Number the rows and columns of the rectangle starting with $0$.

Section 7.2.2.1: Dancing Links

Exercise 307. [M21] If a $(3m+1) \times (3n+2)$ box is packed with $3mn+2m+n$ straight trominoes and one domino, where must the domino be placed?

Verified: yes
Solve time: 2m51s


Solution

Number the rows and columns of the rectangle starting with $0$. Thus the cells have coordinates $(r,c)$ with

$0\le r\le 3m,\qquad 0\le c\le 3n+1.$

Color each cell by the residue of $r+c$ modulo $3$. The numbers of cells of the three colors are obtained from the row and column residue counts. The rows have residue counts

$m+1,\ m,\ m$

for residues $0,1,2$, respectively, and the columns have residue counts

$n+1,\ n+1,\ n.$

Hence the numbers of cells with colors $0,1,2$ are

$$ \begin{aligned} N_0&=(m+1)(n+1)+m(n+1)+mn\ &=3mn+2m+n+1,\ N_1&=(m+1)(n+1)+mn+m(n+1)\ &=3mn+2m+n+1,\ N_2&=(m+1)n+m(n+1)+m(n+1)\ &=3mn+2m+n . \end{aligned} $$

Every straight tromino covers three consecutive cells in a row or in a column. The values of $r+c$ on those three cells are the three distinct residues modulo $3$, so every tromino covers one cell of each color.

There are

$3mn+2m+n$

trominoes, so after removing the contribution of all trominoes, the remaining domino must account for the excess in the color counts. The excess colors are $0$ and $1$, each occurring once more than color $2$. Hence the two cells of the domino must have colors

$r+c\equiv0,1\pmod 3.$

A second invariant comes from coloring the cells by $r-c$ modulo $3$. The row residue counts are unchanged, while the column residues are reversed, giving column counts

$n+1,\ n,\ n+1$

for residues $0,1,2$ of $-c$. Therefore the numbers of cells with colors $0,1,2$ under this coloring are

$$ \begin{aligned} M_0&=(m+1)(n+1)+mn+m(n+1)\ &=3mn+2m+n+1,\ M_1&=(m+1)n+m(n+1)+m(n+1)\ &=3mn+2m+n,\ M_2&=(m+1)(n+1)+m(n+1)+mn\ &=3mn+2m+n+1 . \end{aligned} $$

Again every straight tromino contains one cell of each residue, this time for $r-c$ modulo $3$. Consequently the domino must cover the two excess colors,

$r-c\equiv0,2\pmod 3.$

We now combine the two conditions. A horizontal domino has cells $(r,c)$ and $(r,c+1)$. If its two cells have $r+c$ residues $0$ and $1$, and $r-c$ residues $0$ and $2$, the first cell must satisfy

$r\equiv0,\qquad c\equiv0\pmod3,$

and the second cell has residues

$r+c\equiv1,\qquad r-c\equiv2\pmod3.$

A vertical domino has cells $(r,c)$ and $(r+1,c)$. The same two conditions give

$r\equiv1,\qquad c\equiv2\pmod3,$

for the upper cell, with the lower cell having the required complementary residues.

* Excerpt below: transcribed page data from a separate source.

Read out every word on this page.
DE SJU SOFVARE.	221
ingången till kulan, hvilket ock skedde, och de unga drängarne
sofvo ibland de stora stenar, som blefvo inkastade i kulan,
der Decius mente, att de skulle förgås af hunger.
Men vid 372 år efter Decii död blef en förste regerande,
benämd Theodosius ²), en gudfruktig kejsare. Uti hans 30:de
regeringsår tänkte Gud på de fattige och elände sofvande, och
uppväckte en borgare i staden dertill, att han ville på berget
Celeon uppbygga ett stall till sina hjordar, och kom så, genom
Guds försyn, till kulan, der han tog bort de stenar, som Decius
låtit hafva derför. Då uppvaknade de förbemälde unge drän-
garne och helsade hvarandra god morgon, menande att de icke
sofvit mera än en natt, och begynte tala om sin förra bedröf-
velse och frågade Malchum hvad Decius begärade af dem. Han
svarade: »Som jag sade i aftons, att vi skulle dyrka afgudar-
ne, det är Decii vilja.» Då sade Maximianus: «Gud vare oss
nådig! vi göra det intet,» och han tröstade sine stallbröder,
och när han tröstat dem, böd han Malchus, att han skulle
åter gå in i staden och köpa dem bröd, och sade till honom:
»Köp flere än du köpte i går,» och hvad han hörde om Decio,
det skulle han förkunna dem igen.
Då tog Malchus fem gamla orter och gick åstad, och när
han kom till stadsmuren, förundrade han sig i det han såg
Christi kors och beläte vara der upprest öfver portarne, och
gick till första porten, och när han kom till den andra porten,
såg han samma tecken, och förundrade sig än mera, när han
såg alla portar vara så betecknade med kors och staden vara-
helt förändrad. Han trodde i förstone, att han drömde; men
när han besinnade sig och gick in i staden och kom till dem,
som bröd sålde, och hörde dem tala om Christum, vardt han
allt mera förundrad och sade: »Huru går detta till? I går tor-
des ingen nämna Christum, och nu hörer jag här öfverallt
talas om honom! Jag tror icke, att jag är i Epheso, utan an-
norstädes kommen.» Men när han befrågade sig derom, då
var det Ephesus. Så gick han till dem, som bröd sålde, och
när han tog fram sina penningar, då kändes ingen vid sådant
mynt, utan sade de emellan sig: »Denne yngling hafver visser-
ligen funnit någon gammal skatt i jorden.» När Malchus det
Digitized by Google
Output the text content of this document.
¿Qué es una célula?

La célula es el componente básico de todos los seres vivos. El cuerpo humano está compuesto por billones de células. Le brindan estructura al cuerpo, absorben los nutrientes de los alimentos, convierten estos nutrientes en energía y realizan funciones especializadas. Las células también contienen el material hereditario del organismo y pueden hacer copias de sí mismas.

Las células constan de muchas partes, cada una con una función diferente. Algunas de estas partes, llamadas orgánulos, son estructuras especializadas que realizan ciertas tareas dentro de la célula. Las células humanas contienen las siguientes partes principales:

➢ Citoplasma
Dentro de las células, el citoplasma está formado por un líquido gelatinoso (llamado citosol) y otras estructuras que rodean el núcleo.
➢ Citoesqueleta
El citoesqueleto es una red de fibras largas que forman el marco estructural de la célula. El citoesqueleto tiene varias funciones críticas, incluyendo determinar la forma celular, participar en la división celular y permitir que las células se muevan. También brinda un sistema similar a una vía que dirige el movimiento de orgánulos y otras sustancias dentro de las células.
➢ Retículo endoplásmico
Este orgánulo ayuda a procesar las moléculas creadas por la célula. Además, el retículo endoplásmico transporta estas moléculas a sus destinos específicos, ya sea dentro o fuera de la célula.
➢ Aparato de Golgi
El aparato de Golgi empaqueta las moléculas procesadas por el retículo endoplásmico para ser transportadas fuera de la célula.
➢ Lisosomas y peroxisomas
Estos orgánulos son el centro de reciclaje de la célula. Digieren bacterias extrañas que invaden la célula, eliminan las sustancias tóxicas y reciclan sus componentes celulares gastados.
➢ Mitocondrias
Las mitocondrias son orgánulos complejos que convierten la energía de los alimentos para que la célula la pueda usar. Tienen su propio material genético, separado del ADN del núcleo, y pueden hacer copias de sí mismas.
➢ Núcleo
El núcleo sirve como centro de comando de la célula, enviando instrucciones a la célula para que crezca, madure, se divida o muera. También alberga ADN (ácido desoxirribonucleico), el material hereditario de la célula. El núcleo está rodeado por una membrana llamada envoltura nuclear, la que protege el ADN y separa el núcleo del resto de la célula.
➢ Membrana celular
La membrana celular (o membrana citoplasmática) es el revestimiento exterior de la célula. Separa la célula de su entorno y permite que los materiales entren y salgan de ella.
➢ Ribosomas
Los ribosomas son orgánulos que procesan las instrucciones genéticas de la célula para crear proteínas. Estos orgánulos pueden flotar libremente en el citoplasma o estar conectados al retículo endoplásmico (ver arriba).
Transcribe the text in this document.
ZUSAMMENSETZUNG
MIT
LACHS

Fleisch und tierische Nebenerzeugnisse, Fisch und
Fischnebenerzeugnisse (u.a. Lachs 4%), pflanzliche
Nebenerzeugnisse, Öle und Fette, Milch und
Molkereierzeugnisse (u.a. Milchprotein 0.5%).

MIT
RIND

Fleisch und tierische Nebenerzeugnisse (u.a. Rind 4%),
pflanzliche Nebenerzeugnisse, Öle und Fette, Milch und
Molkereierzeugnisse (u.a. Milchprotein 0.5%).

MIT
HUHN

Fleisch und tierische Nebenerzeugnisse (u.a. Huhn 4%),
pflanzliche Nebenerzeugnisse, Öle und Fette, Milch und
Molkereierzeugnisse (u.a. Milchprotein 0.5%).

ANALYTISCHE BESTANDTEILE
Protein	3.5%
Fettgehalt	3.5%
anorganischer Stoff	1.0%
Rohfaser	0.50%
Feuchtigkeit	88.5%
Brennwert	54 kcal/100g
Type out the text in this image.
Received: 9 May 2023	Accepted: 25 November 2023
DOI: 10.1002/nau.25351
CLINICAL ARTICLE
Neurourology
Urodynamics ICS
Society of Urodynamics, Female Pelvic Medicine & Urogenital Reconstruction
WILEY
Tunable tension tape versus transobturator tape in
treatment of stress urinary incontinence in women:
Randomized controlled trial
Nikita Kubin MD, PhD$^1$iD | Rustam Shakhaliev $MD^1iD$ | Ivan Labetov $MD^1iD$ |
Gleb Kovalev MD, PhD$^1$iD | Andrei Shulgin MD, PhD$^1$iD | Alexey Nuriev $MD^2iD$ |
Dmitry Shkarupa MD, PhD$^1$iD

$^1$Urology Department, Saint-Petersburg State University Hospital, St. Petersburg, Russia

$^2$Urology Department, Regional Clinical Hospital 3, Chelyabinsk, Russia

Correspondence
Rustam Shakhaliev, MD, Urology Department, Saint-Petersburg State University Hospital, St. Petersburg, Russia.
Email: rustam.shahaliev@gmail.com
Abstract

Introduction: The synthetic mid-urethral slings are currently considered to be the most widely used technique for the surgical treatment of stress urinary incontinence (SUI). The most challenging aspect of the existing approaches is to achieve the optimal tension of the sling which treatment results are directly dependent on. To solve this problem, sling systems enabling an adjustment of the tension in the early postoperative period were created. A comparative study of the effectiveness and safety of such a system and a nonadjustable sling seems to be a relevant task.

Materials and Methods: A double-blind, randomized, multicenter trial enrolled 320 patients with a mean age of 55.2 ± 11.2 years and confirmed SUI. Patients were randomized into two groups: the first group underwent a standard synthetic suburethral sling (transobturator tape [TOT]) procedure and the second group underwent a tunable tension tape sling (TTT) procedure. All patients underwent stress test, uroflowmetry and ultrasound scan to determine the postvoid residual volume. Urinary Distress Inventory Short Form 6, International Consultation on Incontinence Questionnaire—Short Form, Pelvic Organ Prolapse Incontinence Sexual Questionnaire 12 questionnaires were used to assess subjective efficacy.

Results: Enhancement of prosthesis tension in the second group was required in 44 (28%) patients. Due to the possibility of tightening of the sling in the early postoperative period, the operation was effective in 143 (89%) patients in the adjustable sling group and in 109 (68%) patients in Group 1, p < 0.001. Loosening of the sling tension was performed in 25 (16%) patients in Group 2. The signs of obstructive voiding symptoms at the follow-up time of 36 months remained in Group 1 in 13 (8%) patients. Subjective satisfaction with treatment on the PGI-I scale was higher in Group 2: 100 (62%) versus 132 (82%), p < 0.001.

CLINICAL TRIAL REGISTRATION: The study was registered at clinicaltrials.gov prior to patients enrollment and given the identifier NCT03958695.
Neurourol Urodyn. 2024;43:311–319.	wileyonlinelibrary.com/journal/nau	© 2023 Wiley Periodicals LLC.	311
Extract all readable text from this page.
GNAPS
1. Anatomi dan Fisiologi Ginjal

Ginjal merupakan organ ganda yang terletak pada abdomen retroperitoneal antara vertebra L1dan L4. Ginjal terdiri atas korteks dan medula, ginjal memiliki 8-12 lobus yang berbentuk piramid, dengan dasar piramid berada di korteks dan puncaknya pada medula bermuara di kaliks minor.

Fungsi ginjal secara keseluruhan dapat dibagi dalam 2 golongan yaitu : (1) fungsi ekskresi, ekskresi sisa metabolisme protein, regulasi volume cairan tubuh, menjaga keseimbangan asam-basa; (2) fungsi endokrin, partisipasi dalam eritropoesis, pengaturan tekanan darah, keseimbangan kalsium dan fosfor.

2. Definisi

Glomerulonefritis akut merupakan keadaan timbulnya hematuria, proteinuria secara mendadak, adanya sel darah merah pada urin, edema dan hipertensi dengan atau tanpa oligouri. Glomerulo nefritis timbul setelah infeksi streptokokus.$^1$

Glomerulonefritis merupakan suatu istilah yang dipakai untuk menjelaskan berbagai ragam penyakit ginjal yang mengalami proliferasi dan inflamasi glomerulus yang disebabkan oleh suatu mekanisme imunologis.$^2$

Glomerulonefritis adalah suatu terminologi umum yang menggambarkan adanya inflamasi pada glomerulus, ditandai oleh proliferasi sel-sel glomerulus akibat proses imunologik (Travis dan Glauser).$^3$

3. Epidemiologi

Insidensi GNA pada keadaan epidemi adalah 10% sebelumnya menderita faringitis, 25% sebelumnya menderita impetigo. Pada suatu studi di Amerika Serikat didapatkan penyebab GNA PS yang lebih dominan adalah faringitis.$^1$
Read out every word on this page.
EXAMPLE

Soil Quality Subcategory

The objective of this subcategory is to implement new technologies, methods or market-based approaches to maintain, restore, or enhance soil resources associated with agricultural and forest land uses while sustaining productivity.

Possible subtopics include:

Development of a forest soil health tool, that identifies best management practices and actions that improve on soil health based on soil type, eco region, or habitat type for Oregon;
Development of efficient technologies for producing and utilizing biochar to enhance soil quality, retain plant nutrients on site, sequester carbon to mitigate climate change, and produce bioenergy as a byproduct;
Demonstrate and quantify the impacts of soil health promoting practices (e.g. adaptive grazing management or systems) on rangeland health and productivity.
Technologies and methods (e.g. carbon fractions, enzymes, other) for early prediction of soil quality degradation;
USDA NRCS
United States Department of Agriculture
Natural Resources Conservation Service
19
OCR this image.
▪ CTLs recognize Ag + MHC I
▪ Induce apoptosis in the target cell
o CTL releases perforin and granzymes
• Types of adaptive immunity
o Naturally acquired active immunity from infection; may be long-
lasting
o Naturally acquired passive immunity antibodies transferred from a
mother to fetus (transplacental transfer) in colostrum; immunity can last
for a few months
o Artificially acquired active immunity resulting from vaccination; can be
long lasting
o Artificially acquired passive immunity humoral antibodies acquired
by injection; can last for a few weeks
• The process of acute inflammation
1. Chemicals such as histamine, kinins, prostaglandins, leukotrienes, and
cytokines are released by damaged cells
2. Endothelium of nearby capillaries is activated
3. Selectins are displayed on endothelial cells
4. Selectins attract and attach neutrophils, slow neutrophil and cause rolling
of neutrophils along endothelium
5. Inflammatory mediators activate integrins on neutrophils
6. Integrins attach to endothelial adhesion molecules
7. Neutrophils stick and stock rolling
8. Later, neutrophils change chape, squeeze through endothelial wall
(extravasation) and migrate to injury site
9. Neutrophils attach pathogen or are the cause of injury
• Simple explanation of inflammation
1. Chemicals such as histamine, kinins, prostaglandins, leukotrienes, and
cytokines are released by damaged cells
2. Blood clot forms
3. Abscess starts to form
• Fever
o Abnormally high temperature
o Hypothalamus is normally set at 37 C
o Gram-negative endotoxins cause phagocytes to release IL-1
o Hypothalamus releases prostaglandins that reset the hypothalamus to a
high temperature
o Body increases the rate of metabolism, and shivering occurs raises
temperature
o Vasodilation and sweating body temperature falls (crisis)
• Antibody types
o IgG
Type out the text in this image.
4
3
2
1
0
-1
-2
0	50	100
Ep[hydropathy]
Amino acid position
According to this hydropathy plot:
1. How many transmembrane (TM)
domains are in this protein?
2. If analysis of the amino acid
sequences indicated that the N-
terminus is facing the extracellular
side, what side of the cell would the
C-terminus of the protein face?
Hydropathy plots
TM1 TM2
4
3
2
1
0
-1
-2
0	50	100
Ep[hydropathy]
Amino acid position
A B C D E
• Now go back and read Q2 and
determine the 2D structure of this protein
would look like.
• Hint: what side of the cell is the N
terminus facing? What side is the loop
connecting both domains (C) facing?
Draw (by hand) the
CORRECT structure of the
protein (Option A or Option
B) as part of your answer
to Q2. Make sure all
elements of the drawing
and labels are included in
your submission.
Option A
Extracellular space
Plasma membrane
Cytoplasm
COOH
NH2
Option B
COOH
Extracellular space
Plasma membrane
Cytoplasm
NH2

No other adjacent pair of cells satisfies both coloring conditions. Hence every possible position of the domino is restricted to the following two forms:

$$ \boxed{\text{Either }(r,c),(r,c+1)\text{ with }r\equiv0,\ c\equiv0\pmod3,} $$

or

$$ \boxed{\text{ }(r,c),(r+1,c)\text{ with }r\equiv1,\ c\equiv2\pmod3.} $$

These are precisely the locations permitted by the two independent color invariants, so the domino must be placed in one of these positions. This completes the proof.